Have you heard of Shinrin-Yoku?
Over the years we have welcomed many tired and weary guests to Forest Garden Shovelstrode. However when guests are being walked down to their yurt or cabin, meandering through the ancient woodland and being completely immersed in nature, there is an almost immediate and noticeable change in their alignment. After only a few hours in the woodland the stresses and strains seem to lift. People have remarked at how their sleep and mood has greatly improved. Seeing the big smiles on the many faces after a couple of days in the woodland lead us down a path of exploration into the very real benefits of being within a forest.
Humans possess an innate tendency to seek connections and develop an affinity with nature and other forms of life. This love of life is called Biophilia, taken from the Greek meaning for ‘love of life and living systems’ and it was coined by German born, American psychoanalyst and philosopher Erich Fromm [1900-1980]. After Fromm’s death, the evolutionary biologist and Harvard professor Edward O. Wilson adopted this term in 1984 and believed that because we evolved in nature, we have a biological need to connect with it.
We all know that nature makes us feel good, though we are seemingly unaware of the power of nature or of our inherent desire to be surrounded by it. Many people have written books and poems about it, Syliva Plath, Philip Larkin, Rudyard Kipling for example. Artists such as Van Gogh, Monet have painted nature in all its different forms. Being in nature can restore our mood, give us back our energy and rejuvenate us. But perhaps in our turbo driven, technology led lives we have forgotten about this very valuable resource that we have at our disposal.
Forests are often referred to as ‘the lungs of the earth’. They are vital to our existence and wellbeing in so many ways. They help produce oxygen, purify our water and also help prevent flooding and erosion. They provide us with food and clothing. They provide materials for tools and building shelter, houses and temples. And since the beginning of time forests have helped heal our wounds and cure diseases.
Shinrin-Yoku is a term created by Akiyama, the Director General for Japanese Ministry for Agriculture, Forestry & Fisheries in the 1982. It literally means ‘Forest Bathing’. There has been much scientific research into the very real health benefits for humans of being within a forest.

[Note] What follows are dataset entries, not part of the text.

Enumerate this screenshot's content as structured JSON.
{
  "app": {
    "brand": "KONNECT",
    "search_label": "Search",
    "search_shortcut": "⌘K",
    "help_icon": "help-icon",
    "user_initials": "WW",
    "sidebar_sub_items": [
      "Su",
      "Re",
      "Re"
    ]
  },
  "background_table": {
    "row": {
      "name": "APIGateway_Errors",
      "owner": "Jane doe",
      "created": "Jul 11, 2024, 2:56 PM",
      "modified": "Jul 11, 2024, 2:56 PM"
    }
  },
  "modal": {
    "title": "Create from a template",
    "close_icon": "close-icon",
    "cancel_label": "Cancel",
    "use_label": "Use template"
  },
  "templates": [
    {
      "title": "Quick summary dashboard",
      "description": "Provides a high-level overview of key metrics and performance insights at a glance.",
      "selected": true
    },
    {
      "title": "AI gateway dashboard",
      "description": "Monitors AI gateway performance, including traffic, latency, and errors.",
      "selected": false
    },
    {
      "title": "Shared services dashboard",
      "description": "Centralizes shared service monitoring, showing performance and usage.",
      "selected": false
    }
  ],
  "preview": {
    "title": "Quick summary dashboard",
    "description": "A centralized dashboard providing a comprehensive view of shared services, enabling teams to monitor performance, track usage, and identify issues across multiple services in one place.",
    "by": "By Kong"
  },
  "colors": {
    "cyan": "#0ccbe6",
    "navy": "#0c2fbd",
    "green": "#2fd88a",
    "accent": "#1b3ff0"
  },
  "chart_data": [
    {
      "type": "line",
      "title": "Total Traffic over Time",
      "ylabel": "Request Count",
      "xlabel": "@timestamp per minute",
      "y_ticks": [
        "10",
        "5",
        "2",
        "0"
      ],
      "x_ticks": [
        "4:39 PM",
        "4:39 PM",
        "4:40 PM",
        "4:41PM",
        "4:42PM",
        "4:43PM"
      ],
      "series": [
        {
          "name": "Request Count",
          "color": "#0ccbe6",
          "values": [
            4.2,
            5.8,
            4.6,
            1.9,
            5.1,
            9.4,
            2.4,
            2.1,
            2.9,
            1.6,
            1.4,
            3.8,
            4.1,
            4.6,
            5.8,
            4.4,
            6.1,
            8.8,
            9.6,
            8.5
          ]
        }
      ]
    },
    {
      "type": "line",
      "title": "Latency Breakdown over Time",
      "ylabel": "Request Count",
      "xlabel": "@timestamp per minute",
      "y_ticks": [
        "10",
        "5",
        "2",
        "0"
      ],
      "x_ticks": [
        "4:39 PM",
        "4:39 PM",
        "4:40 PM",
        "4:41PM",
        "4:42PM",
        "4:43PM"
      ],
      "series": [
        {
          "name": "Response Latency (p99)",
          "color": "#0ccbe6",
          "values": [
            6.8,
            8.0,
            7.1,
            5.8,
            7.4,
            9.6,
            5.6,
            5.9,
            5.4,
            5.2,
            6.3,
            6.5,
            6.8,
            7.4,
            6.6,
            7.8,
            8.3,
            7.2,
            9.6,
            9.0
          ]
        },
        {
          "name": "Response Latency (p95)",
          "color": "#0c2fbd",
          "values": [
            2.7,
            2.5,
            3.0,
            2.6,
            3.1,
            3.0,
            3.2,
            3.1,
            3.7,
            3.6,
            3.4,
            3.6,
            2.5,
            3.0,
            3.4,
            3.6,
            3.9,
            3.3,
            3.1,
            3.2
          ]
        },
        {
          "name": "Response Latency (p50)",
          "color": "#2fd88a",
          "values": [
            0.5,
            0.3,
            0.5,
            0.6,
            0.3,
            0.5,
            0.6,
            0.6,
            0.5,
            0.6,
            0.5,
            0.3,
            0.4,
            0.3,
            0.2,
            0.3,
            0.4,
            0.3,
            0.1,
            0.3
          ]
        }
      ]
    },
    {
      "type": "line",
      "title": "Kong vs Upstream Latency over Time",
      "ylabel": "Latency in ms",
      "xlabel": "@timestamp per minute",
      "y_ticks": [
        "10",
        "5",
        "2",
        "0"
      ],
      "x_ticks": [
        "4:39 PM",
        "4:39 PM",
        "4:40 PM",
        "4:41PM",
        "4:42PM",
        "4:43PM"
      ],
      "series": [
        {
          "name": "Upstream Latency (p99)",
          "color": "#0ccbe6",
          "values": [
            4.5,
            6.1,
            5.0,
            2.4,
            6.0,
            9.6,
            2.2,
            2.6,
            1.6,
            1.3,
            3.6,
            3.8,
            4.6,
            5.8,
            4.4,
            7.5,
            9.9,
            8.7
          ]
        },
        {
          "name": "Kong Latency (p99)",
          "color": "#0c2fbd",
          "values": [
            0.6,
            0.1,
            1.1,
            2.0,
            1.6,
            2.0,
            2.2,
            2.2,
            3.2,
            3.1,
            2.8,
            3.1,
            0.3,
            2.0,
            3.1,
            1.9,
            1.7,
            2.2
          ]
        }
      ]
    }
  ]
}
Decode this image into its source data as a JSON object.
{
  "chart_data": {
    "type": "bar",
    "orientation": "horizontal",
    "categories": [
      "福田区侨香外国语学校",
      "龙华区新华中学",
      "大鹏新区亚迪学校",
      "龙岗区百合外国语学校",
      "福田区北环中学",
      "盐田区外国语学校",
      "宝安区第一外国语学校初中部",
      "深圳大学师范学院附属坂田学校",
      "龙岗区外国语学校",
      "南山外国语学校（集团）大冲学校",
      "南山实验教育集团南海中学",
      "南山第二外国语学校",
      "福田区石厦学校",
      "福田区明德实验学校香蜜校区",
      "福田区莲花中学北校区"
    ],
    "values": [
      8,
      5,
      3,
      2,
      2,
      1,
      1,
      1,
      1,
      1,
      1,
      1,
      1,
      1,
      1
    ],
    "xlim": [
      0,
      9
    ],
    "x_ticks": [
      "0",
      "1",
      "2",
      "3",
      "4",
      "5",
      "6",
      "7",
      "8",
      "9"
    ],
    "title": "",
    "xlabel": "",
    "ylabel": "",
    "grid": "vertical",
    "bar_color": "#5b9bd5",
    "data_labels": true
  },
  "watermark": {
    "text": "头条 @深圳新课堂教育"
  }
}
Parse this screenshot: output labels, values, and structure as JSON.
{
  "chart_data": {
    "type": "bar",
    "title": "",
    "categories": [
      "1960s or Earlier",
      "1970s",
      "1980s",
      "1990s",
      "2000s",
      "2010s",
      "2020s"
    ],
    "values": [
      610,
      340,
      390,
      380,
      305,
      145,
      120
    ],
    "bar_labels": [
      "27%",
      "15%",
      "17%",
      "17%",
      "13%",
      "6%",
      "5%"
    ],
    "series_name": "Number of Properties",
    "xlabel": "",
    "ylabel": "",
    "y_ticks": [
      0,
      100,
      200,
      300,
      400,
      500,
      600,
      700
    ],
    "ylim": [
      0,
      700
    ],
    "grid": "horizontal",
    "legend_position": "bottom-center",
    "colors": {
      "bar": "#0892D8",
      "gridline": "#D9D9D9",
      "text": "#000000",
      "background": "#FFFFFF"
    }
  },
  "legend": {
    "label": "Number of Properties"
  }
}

Forest bathing is the practice of immersing ourselves in, or slowly passing through a forest or woodland. It affects all the senses and, as we breathe deeply, the essential oils of the trees (phytoncides) are absorbed by our body. This has a profound effect on positive feelings, stress hormone levels, sympathetic nervous (fight or flight) activity, parasympathetic nervous (rest & recover) activity, blood pressure, heart rate and brain activity.
Forest bathing improves our immune system by increasing the number of natural killer (NK) cells. NK cells are a type of white blood cell that attack and kill unwanted cells. They do this with the help of anti-cancer proteins: perforin, granulysin and granzymes. These proteins drill holes in cell membranes and this causes the target cells to die. People with higher NK activity show a lower incidence of diseases such as cancer. Research in Japan showed that Forest Bathing increased NK cell activity by 53.2%.